Chickasha Street Railway

Overview
- Headquarters: Chickasha
- Locale: Oklahoma
- Dates of operation: 1910–1927

Technical
- Track gauge: 4 ft 8+1⁄2 in (1,435 mm) standard gauge
- Length: 6.5 miles (10.5 km)

= Chickasha Street Railway =

Electrified trolley service in Chickasha, Oklahoma, USA

The Chickasha Street Railway (“CSR”) was the local electrified trolley service in Chickasha, Oklahoma between 1910 and 1927. At its maximum, it had 6.5 miles of track.

==History==
The Chickasha Street Railway Co. was incorporated under Oklahoma law on February 1, 1910. The original plan was to link Chickasha with other towns in Grady County. However, the system as built, which was put in operation on July 12, 1910, was considerably shorter. The standard-gauge line ran from the depot for the Chicago, Rock Island and Pacific Railroad down Chickasha Avenue and over to the Oklahoma College for Women, with a spur later built to the baseball park, about 6.5 miles in total. It utilized seven electric trolley cars. Three of the seven were purchased secondhand from the Boston Electric Railway, two of which had been built as horsecars in 1889 and converted for electric railway use, and the other constructed in 1892.

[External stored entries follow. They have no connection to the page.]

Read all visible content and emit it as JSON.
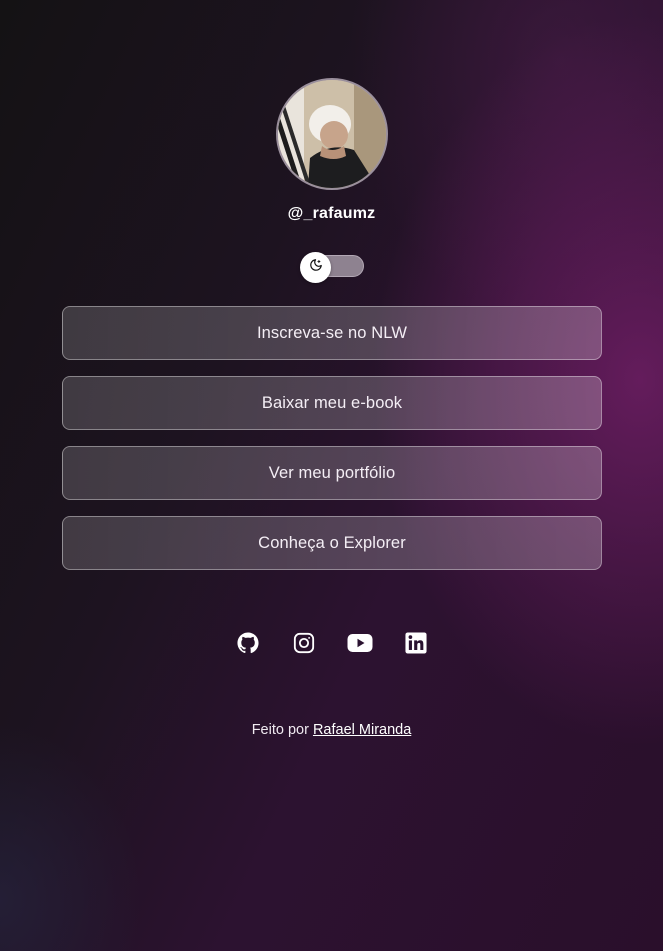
{
  "profile": {
    "username": "@_rafaumz",
    "avatar_alt": "foto de perfil"
  },
  "theme_switch": {
    "icon": "moon-icon",
    "state": "dark"
  },
  "links": [
    {
      "label": "Inscreva-se no NLW"
    },
    {
      "label": "Baixar meu e-book"
    },
    {
      "label": "Ver meu portfólio"
    },
    {
      "label": "Conheça o Explorer"
    }
  ],
  "social": [
    {
      "icon": "github-icon"
    },
    {
      "icon": "instagram-icon"
    },
    {
      "icon": "youtube-icon"
    },
    {
      "icon": "linkedin-icon"
    }
  ],
  "footer": {
    "prefix": "Feito por ",
    "author": "Rafael Miranda"
  },
  "colors": {
    "background_dark": "#141214",
    "background_accent": "#6e1e64",
    "button_border": "#9a8f9c",
    "text": "#ffffff"
  }
}
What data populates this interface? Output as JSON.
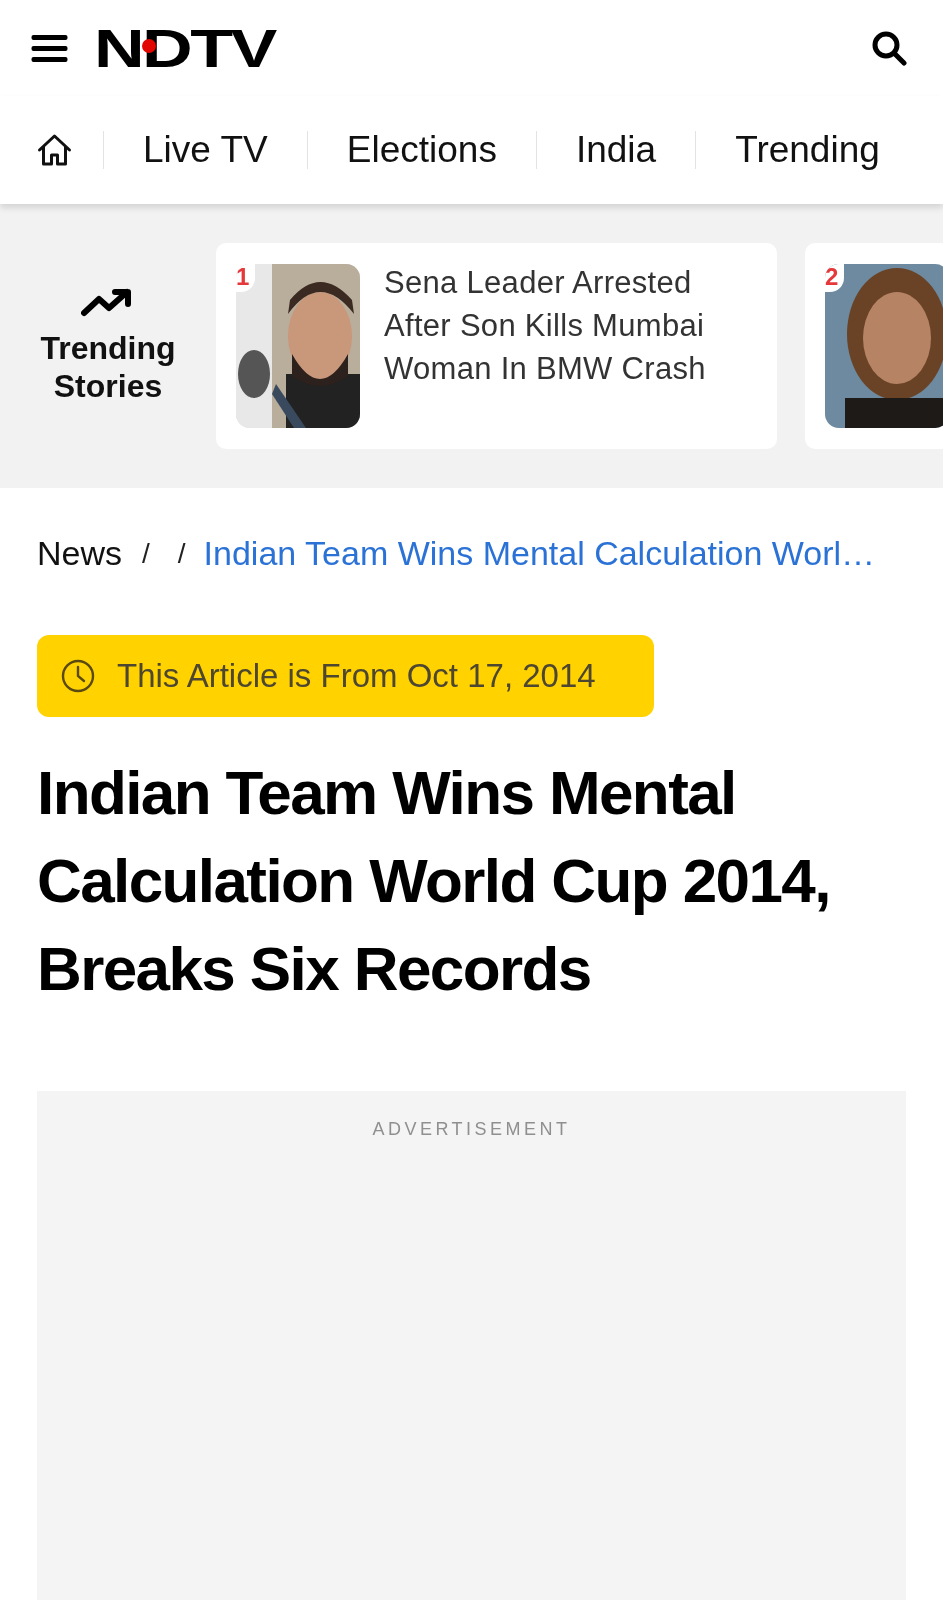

The CSR had its share of accidents, ranging from a trolley hitting a mule-drawn wagon to a patron being injured upon alighting from a streetcar. In one incident in 1913, a streetcar struck a three-year-old who had run in front of it, which knocked the youngster between the tracks before the trolley drove over him. Despite the car having just 5-1/2” of clearance, the child was rescued with minor scratches.

As automobiles came in during the 1920’s, the CSR’s revenue started to decline, going from $21,911 in 1923, to $17,897 in 1924, and to $16,262 in 1925. Rail service ended in August 1927 in favor of buses, which had been initially introduced two years earlier.